Davalı vekili, müvekkili şirketin Geçici İş göremezlik tazminatından sorumlu olmadığını belirterek istinaf talebinde bulunmuş ise de: 6111 sayılı yasanın 59. maddesi ile değişik 2918 sayılı KTK’nın 98. maddesi ile getirilen “Trafik kazaları sebebiyle üniversitelere bağlı hastaneler ve diğer bütün resmi ve özel sağlık kurum ve kuruluşlarının sundukları sağlık hizmet bedelleri, kazazedenin sosyal güvencesi olup olmadığına bakılmaksızın Sosyal Güvenlik Kurumu tarafından karşılanır” hükmü gereğince trafik kazası sonucu yaralanan kişi, tümüyle iyileşip eski sağlığına kavuşuncaya kadar yaptığı tıbbi tedavi ile sınırlı sağlık hizmet bedelleri SGK tarafından karşılanacaktır. Geçici iş göremezlik tazminatı madde kapsamında değerlendirilemeyeceğinden bu hususa ilişkin istinaf sebebi yerinde görülmemiştir. Ancak dosya içerisindeki bilgi ve belgeler nazara alınarak, davacı …..un kaza tarihinde 13 yaşında olup söz konusu tarihte yürürlükte bulunan Özürlülük Ölçütü Sınıflandırması ve Özürlülere Verilecek Sağlık Kurulu Raporları Hakkında Yönetmelik hükümlerine göre düzenlenen rapor içeriğine göre davacının kalıcı maluliyetinin %5 olduğu, iyileşme süresinin 4 aya kadar uzayabileceğinin belirtildiği, davacının kaza tarihindeki yaşı itibariyle kazanç getiren herhangi bir işte çalışmasının söz konusu olamayacağı gibi, aksi yönde davacı tarafça bir iddia ve delilde bulunulmadığı, tedavi müddeti boyunca mahrum kaldığı herhangi bir kazancı olmadığı göz önüne alındığında geçici işgöremezlik zararı bulunmadığından davalının bu hususa ilişkin istinaf itirazları yerinde görülmüştür. (Yargıtay 17. H.D.nin 2019/6188 E.2020/2146 K., Yargıtay 17. H.D.nin 2016/4066 E. 2018/12502 K.)

Davalı tarafça faiz başlangıç tarihinin hatalı olduğu belirtilerek istinaf itirazında bulunulduğu anlaşılmakla; 2918 sayılı KTK.’nun 99/1. maddesi ve Zorunlu Mali Sorumluluk Sigortası Genel Şartları’nın B.2.b. maddesi uyarınca, rizikonun bilgi ve belgeleri ile birlikte sigortacıya ihbar edildiği tarihten itibaren 8 iş günü içinde sigortanın tazminatı ödeme yükümlülüğü bulunmakta, bu sürenin sonunda ödememe halinde temerrüt gerçekleşmektedir.

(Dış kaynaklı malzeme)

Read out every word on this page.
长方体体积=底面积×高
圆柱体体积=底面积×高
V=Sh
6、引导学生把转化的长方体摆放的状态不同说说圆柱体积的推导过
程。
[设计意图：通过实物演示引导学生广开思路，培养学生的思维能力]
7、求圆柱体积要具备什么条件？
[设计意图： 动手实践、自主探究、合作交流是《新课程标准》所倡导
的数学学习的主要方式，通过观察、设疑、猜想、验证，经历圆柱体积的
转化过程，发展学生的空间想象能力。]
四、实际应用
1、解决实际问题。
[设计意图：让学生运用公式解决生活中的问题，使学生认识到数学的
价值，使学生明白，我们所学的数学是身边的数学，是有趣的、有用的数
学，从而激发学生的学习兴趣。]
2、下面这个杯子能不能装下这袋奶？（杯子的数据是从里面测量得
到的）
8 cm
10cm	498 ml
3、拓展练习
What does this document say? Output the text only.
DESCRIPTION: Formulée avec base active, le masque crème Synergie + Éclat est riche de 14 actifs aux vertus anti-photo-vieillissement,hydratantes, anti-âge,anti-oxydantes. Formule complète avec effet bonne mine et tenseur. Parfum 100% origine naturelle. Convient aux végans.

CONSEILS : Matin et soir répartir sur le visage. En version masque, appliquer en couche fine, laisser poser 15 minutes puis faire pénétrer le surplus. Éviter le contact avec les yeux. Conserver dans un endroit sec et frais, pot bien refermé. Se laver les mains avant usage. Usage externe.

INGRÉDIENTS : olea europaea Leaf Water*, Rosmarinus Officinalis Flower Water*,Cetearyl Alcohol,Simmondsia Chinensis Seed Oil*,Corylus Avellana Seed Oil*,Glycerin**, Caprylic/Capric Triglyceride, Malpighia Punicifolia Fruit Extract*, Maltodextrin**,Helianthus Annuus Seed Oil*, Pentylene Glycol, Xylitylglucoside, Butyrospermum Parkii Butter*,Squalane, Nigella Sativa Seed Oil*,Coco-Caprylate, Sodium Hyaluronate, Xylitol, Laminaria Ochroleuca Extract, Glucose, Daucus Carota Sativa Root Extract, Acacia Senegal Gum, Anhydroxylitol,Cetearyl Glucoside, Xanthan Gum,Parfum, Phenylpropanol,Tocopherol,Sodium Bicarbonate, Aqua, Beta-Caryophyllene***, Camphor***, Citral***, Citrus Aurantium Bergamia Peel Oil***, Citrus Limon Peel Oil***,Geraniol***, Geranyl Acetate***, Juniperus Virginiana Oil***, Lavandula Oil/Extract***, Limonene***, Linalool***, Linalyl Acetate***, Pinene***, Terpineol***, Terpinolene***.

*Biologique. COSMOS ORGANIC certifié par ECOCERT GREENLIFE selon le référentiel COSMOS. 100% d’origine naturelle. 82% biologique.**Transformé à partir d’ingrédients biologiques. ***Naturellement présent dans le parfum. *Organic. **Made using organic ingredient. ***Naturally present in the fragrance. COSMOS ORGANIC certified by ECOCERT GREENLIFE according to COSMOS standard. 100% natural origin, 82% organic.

Sigortaya başvurulmadan dava açılması veya icra takibi başlatılması halinde ise bu tarihlerde temerrüt gerçekleşir. Somut olayda davacı tarafça dava açılmadan önce davalı sigorta şirketine başvuruda bulunulduğu, davalı şirketin cevabi yazısına göre başvuru dilekçesinin 26/07/2019 tarihinde kayıt altına alındığı, bu tarihten 8 iş günü sonrasından itibaren itibaren başka bir deyişle 08/08/2019 tarihinden itibaren faize hükmedilmesi gerekirken 10/11/2018 tarihinden itibaren faize hükmedilmesi yerinde görülmemiştir.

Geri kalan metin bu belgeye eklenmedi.